By overestimating the durability of an advantage and attributing the improvement to the wrong period (evenly across the holding period instead of at the beginning), final growth rates are estimated to be too high. When the time to exit comes, actual growth rates will already have come down, making the investment less attractive to buyers. A failure to meet projected exit multiples will be the most likely outcome.

For a second example, consider value investing. In value investing, the expected return is a compound return of the price moving closer to intrinsic value and the change of intrinsic value as the company grows revenue and earnings. Once the price has moved closer to intrinsic value, only one source of returns remains. Therefore, an investor holding the asset should expect lower returns after this point in time. Once prices have moved to reflect intrinsic value, expected IRR that considered both drivers of returns no longer accurately reflects expected future IRR – it overestimates it.

Since it is especially hard to estimate when prices will move to reflect intrinsic value, determining when the price movement toward intrinsic value should be accounted for is very hard. Attributing this source of returns to the wrong period or splitting it up leads to errors in return estimation, as previously. At best, a catalyst might give the investor the conviction to expect a price correction soon. At worst, one has little knowledge of when prices will reflect intrinsic value and in which period to account for this driver of returns. Such uncertainty makes distributing this source of price appreciation evenly across the expected holding period even more alluring but no less false.
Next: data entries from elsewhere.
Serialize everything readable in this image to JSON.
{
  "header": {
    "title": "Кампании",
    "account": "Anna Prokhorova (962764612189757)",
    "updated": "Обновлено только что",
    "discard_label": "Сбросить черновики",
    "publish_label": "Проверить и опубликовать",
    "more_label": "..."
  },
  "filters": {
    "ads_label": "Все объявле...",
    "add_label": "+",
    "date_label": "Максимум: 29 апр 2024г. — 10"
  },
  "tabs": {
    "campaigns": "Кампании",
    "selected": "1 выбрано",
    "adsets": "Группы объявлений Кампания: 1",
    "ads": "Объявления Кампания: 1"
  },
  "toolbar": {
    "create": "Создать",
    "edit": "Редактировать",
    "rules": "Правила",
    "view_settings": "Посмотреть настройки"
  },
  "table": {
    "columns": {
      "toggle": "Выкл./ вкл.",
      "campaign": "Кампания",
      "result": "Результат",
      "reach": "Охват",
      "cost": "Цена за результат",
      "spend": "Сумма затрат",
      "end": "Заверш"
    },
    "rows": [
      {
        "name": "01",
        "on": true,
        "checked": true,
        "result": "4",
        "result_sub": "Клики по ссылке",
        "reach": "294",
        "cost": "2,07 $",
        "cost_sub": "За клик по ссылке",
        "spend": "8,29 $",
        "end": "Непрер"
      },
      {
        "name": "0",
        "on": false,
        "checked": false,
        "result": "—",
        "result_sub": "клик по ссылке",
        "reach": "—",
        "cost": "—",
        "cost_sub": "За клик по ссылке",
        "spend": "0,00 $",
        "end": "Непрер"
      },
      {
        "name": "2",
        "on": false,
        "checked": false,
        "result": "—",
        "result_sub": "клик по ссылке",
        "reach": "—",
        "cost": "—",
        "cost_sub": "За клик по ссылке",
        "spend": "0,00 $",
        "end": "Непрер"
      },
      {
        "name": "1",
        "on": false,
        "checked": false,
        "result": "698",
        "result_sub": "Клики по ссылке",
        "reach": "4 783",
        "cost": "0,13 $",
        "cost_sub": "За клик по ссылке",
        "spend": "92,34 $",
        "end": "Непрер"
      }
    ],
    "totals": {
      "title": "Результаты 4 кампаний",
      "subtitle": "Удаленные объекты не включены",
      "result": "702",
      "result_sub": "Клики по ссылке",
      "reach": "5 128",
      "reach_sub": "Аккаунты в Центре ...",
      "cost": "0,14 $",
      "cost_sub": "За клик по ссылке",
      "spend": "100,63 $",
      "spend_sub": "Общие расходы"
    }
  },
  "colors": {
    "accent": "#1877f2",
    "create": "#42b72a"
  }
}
Business valuation relies on determining the durability of moats around a company. Overestimating the sustainability of a business’s advantages and improvements can lead to incorrect estimates of returns and the business’s current value. This implies a higher long-term growth rate or return where it should not be expected. Modeling margin expansion and price movements towards intrinsic value in value investing illustrate the challenges in arriving at reasonable estimates. Furthermore, our tendency to use initial values as anchors makes correcting errors hard once we overestimate the longevity of a business’ competitive edge and implemented improvements. Increased awareness of these challenges is the first step to conservative and superior estimates.